AFTER the explosion and the chaos and the screams and the panic, all that was left was silence.
It lasted all afternoon and into the night.
Scores of rescuers worked tirelessly amid the rubble of the Stockline Plastics factory, in Maryhill, Glasgow, but they did so without a sound.
They knew many people were trapped below. But they also knew that the slightest noise could trigger a further disaster.
The building, or what remained of it, was dangerously unstable. Not only the trapped, but also the rescuers were at risk.
Contact had been made with at least one man and one woman on their mobile phones.
It was quickly established that the trapped were grouped in four little pockets under the rubble. The rescuers, working slowly, methodically, operated in six small units, each one close to where it was thought the victims were located.
Strathclyde Firemaster Brian Sweeney, in overall control of the operation, confirmed that they expected to be working on the rescue for 48 hours or more.
"Some of those trapped have been remarkably calm while others are obviously distressed and injured," he said.
After the initial emergency, when more than 200 firefighters and dozens of ambulances and fire engines had arrived at the scene, those in charge deliberately scaled down the operation and retained only the minimum numbers.
Those who were left used all the paraphernalia of modern rescue science; audio equipment to listen for the slightest sound and heat-seeking cameras to pinpoint the precise spot where people were trapped.
The scene itself looked like the aftermath of an earthquake.
Late yesterday afternoon an RAF Sea King rescue helicopter from Leconfield, in East Yorkshire, ferried specialist dog teams and their handlers to the disaster site.
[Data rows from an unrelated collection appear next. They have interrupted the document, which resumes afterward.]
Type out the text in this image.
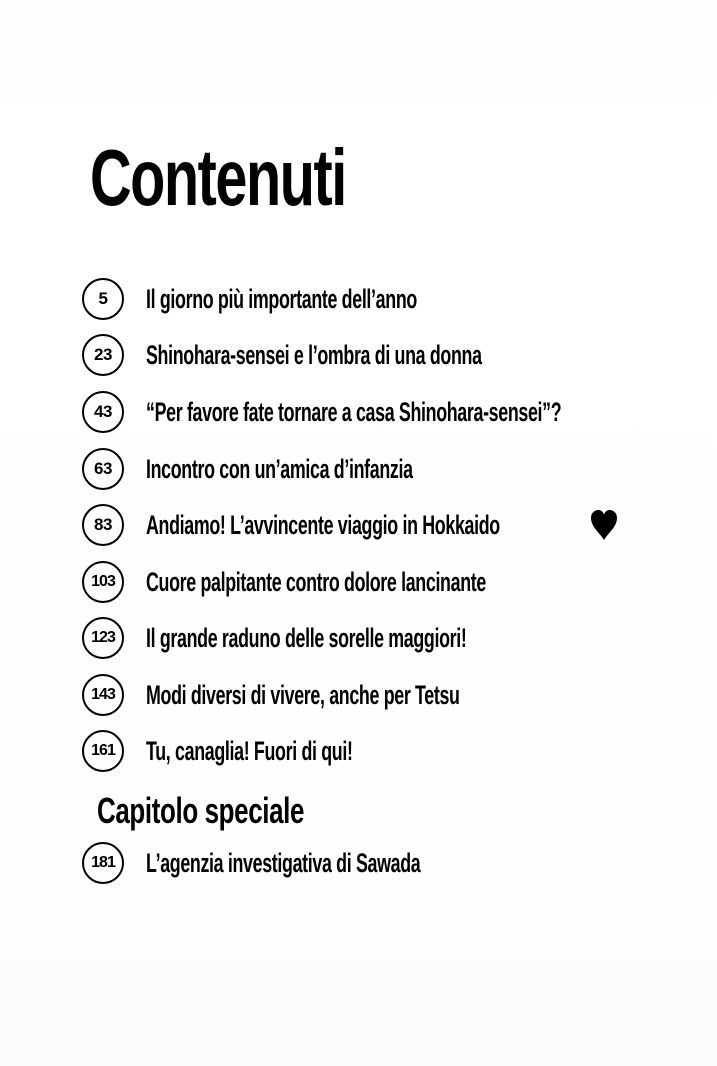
Contenuti
5	Il giorno più importante dell’anno
23	Shinohara-sensei e l’ombra di una donna
43	“Per favore fate tornare a casa Shinohara-sensei”?
63	Incontro con un’amica d’infanzia
83	Andiamo! L’avvincente viaggio in Hokkaido
103	Cuore palpitante contro dolore lancinante
123	Il grande raduno delle sorelle maggiori!
143	Modi diversi di vivere, anche per Tetsu
161	Tu, canaglia! Fuori di qui!
Capitolo speciale
181	L’agenzia investigativa di Sawada
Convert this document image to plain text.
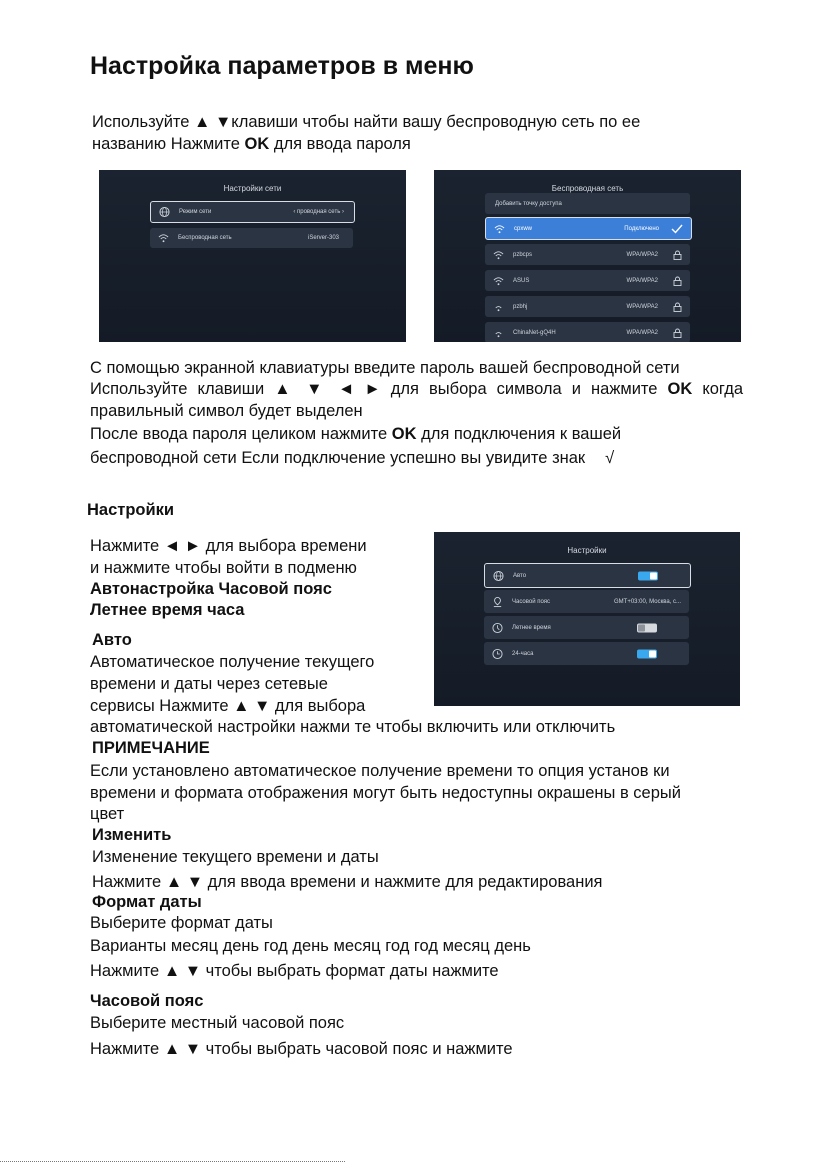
Настройка параметров в меню
Используйте ▲ ▼клавиши чтобы найти вашу беспроводную сеть по ее
названию Нажмите OK для ввода пароля
Настройки сети
Режим сети	‹ проводная сеть ›
Беспроводная сеть	iServer-303
Беспроводная сеть
Добавить точку доступа
cpxww	Подключено
pzbcps	WPA/WPA2
ASUS	WPA/WPA2
pzbhj	WPA/WPA2
ChinaNet-gQ4H	WPA/WPA2
С помощью экранной клавиатуры введите пароль вашей беспроводной сети
Используйте клавиши ▲ ▼ ◄ ► для выбора символа и нажмите OK когда
правильный символ будет выделен
После ввода пароля целиком нажмите OK для подключения к вашей
беспроводной сети Если подключение успешно вы увидите знак √
Настройки
Нажмите ◄ ► для выбора времени
и нажмите чтобы войти в подменю
Автонастройка Часовой пояс
Летнее время часа
Настройки
Авто
Часовой пояс	GMT+03:00, Москва, с...
Летнее время
24-часа
Авто
Автоматическое получение текущего
времени и даты через сетевые
сервисы Нажмите ▲ ▼ для выбора
автоматической настройки нажми те чтобы включить или отключить
ПРИМЕЧАНИЕ
Если установлено автоматическое получение времени то опция установ ки
времени и формата отображения могут быть недоступны окрашены в серый
цвет
Изменить
Изменение текущего времени и даты
Нажмите ▲ ▼ для ввода времени и нажмите для редактирования
Формат даты
Выберите формат даты
Варианты месяц день год день месяц год год месяц день
Нажмите ▲ ▼ чтобы выбрать формат даты нажмите
Часовой пояс
Выберите местный часовой пояс
Нажмите ▲ ▼ чтобы выбрать часовой пояс и нажмите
The crew first flew to a base in Lincoln to pick up three dogs and their specialist handlers and arrived in Glasgow at 7.30pm.
On the scene too was a team from International Rescue, the Grangemouth group which specialises in major disaster work, especially the rescue of people from earthquake damaged buildings.
Dogs burrowed through the rubble for hours to detect further signs of life.
Neil Galbraith, a brigade chaplain with Strathclyde Fire said: "These international rescue dogs are burrowing through the rubble and will never give up.
"What you're seeing here is the fire brigade at its very best. All the services are working together and the families should know that we are trying as hard as we can."
The scale of the task was clear. At noon yesterday the ageing four-storey building, housing ICL Technical and its sister company, Stockline Plastics, had collapsed in an instant. The roof enveloped the rubble like a shroud.
Below it was a massive pile of cracked concrete, broken brick, and fractured timber. Below that were the victims.
David Andrews, 50, who was working inside the factory when the explosion ripped it apart, was able to escape unscathed. But he feared for the safety of his colleagues still trapped inside.
"The whole lot just came down on top of them," he said.
Another survivor spoke about his management colleagues who, he feared, had been trapped in the debris.
Danny Gilmour said: "My boss is still in there. He was holding a meeting in the conference room upstairs."
His head patched and bleeding, Mr Gilmour added: "There was just this massive explosion and everything went pitch black and we just couldn't see a thing. I saw the hole in the wall and climbed up. It was like four floors had fallen."
It appeared most of the trapped victims were members of the senior management team from ICL, ten of whom had been attending a meeting on the top floor of the building when the explosion occurred.
Among the directors of the company is J Stewart McCall. His daughter, Sheena, is ICL's sales manager. It was not immediately apparent if the two were among those trapped.
Almost three hours after the building collapsed, a group of six helmeted rescuers gently carried the first stretchered victim from the rubble. It was a man and, although badly injured, he was alive.
Over the next few hours further casualties were carried out, badly injured but alive.
Their rescuers were buoyed by the lives that were being saved.
As well as the professional rescuers there were amateur heroes too, ordinary people who, without thought for their own safety, had rushed to help in the vital minutes after the explosion.
Gerry McGuinness, a 44-year-old technician who was working at the nearby Dentec dental lab, said: "I just heard a massive explosion. It was really loud, it sounded like a bomb going off. We ran up and started taking some of the bricks away.
"There were four guys and one girl trapped under the rubble. We couldn't see them but they were screaming at us for us to help them."
The streets around the disaster scene were sealed off to ensure that a fleet of ambulances could take the most urgent cases to hospital without delay. An emergency triage team treated the walking wounded on the pavements beyond the debris.
Firemen with blackened faces were perched precariously on the pile of rubble, slowly sifting through the brick and plaster.
One person was stretchered from the scene to an ambulance surrounded by medics with possibly a friend or colleague in tears holding a drip.
Another man was in tears as he spoke to police at the site, telling them his niece worked at ICL.
He was ushered to the factory gates where the emergency services were assisting distraught friends and relatives.
A fleet of employees' cars sat in front of the destroyed factory covered in a thick brown dust and with bricks piled on their roofs. Some remained there last night.